Alterations in reversible protein histidine phosphorylation as intracellular signals in cardiovascular disease

Thomas Wieland, Paul V. Attwood

Reversible phosphorylation of amino acid side chains in proteins is a frequently used mechanism in cellular signal transduction and alterations of such phosphorylation patterns are very common in cardiovascular diseases. They reflect changes in the activities of the protein kinases and phosphatases involving signaling pathways. Phosphorylation of serine, threonine, and tyrosine residues has been extensively investigated in vertebrates, whereas reversible histidine phosphorylation, a well-known regulatory signal in lower organisms, has been largely neglected as it has been generally assumed that histidine phosphorylation is of minor importance in vertebrates. More recently, it has become evident that the nucleoside diphosphate kinase isoform B (NDPK-B), an ubiquitously expressed enzyme involved in nucleotide metabolism, and a highly specific phosphohistidine phosphatase (PHP) form a regulatory histidine protein kinase/phosphatase system in mammals.

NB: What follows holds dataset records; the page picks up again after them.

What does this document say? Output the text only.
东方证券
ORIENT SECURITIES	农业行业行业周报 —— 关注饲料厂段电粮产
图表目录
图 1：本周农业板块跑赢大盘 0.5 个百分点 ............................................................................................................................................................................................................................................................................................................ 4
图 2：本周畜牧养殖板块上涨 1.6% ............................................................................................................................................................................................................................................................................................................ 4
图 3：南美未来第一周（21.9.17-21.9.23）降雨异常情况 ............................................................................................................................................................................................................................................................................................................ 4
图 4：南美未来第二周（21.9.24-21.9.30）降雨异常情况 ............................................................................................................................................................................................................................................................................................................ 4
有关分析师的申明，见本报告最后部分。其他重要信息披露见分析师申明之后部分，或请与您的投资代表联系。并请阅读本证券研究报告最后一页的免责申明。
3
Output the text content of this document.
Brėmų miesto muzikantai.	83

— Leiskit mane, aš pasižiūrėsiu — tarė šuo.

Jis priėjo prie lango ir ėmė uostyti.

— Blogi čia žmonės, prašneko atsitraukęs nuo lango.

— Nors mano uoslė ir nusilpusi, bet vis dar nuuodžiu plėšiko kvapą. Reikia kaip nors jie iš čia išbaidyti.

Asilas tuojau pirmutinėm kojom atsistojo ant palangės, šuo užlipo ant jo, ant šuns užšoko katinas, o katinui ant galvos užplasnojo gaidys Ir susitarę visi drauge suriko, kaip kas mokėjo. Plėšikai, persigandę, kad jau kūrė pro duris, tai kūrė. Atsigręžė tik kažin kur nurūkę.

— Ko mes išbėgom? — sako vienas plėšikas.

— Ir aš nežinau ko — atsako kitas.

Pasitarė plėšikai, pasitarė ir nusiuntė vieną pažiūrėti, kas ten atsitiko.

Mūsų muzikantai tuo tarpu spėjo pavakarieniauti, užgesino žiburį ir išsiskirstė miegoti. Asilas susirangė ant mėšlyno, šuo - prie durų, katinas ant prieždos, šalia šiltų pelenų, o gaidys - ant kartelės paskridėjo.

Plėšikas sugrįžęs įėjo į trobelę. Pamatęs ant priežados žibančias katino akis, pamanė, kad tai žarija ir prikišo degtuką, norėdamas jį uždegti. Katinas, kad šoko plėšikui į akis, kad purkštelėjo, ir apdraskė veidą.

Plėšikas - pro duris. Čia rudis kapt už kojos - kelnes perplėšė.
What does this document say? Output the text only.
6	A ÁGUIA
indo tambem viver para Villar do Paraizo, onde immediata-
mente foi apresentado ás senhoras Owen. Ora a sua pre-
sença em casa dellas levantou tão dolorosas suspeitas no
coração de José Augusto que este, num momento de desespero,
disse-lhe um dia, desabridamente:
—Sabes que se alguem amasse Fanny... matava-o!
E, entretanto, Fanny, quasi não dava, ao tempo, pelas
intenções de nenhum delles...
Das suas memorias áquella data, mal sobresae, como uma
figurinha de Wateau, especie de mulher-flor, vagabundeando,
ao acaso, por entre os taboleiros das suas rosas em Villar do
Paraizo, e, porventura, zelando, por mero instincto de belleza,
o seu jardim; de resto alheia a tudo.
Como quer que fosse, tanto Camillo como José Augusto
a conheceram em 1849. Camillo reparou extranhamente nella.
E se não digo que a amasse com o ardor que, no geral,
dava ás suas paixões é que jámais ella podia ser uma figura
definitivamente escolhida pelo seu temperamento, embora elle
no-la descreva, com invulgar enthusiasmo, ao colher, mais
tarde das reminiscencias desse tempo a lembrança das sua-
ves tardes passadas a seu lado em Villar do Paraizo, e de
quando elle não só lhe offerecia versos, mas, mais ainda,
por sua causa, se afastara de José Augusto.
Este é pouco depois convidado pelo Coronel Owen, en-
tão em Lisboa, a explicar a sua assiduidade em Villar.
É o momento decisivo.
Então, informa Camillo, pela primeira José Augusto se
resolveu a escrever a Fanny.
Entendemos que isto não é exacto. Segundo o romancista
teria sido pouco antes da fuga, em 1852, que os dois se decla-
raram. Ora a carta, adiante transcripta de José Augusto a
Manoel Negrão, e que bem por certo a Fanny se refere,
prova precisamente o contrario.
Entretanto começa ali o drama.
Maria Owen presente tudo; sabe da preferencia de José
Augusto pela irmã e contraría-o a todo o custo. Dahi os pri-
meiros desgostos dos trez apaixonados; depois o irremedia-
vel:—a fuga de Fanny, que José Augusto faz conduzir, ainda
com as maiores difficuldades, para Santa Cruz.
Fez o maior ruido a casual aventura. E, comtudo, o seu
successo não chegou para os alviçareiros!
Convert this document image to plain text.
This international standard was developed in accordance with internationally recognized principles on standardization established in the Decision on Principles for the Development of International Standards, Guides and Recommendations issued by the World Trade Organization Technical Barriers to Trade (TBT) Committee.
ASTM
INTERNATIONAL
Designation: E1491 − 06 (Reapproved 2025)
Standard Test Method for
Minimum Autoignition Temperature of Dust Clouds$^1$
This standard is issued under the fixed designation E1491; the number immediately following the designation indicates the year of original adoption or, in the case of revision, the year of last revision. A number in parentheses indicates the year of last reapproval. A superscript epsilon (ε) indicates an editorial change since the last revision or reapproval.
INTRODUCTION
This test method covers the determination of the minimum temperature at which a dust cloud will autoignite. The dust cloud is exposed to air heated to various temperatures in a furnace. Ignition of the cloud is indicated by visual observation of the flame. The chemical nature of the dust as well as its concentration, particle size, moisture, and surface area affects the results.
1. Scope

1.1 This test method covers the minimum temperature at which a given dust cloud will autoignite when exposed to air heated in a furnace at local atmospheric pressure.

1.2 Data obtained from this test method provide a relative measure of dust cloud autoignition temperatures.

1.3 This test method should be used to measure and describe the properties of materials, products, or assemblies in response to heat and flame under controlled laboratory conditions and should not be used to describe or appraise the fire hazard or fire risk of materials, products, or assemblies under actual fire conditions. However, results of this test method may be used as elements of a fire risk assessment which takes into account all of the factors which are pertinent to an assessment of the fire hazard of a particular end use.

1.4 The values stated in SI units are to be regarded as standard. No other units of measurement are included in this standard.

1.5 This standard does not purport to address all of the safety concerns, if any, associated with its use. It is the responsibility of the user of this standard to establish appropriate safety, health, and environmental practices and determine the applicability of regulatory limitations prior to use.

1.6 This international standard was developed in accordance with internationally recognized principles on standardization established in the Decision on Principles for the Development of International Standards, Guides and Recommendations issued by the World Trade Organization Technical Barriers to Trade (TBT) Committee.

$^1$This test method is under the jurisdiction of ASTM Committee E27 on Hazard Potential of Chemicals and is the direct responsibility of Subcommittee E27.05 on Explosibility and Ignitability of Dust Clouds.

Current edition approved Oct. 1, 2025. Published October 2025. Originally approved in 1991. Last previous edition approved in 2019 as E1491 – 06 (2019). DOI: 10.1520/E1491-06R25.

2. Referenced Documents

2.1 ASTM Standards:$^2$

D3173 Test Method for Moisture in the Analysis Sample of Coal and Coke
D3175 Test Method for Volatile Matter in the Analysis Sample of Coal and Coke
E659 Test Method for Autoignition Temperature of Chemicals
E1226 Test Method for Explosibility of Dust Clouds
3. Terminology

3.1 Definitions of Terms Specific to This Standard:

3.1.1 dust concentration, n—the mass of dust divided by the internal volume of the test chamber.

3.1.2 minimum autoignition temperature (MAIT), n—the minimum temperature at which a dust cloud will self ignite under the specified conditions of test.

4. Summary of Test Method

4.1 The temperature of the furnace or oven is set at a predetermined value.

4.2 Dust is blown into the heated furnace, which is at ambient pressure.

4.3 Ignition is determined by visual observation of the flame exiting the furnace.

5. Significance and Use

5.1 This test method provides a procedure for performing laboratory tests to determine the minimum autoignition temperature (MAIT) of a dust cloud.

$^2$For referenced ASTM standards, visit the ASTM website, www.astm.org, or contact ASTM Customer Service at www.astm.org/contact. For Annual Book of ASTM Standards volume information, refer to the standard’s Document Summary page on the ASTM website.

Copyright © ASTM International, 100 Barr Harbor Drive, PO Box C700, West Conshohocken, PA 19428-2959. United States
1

At least three well defined substrates of NDPK-B are known: The β-subunit of heterotrimeric G-proteins (Gβ), the intermediate conductance potassium channel SK4 and the Ca(2+) conducting TRP channel family member, TRPV5. In each of these proteins the phosphorylation of a specific histidine residue regulates cellular signal transduction or channel activity. This article will therefore summarize our current knowledge on protein histidine phosphorylation and highlight its relevance for cardiovascular physiology and pathophysiology.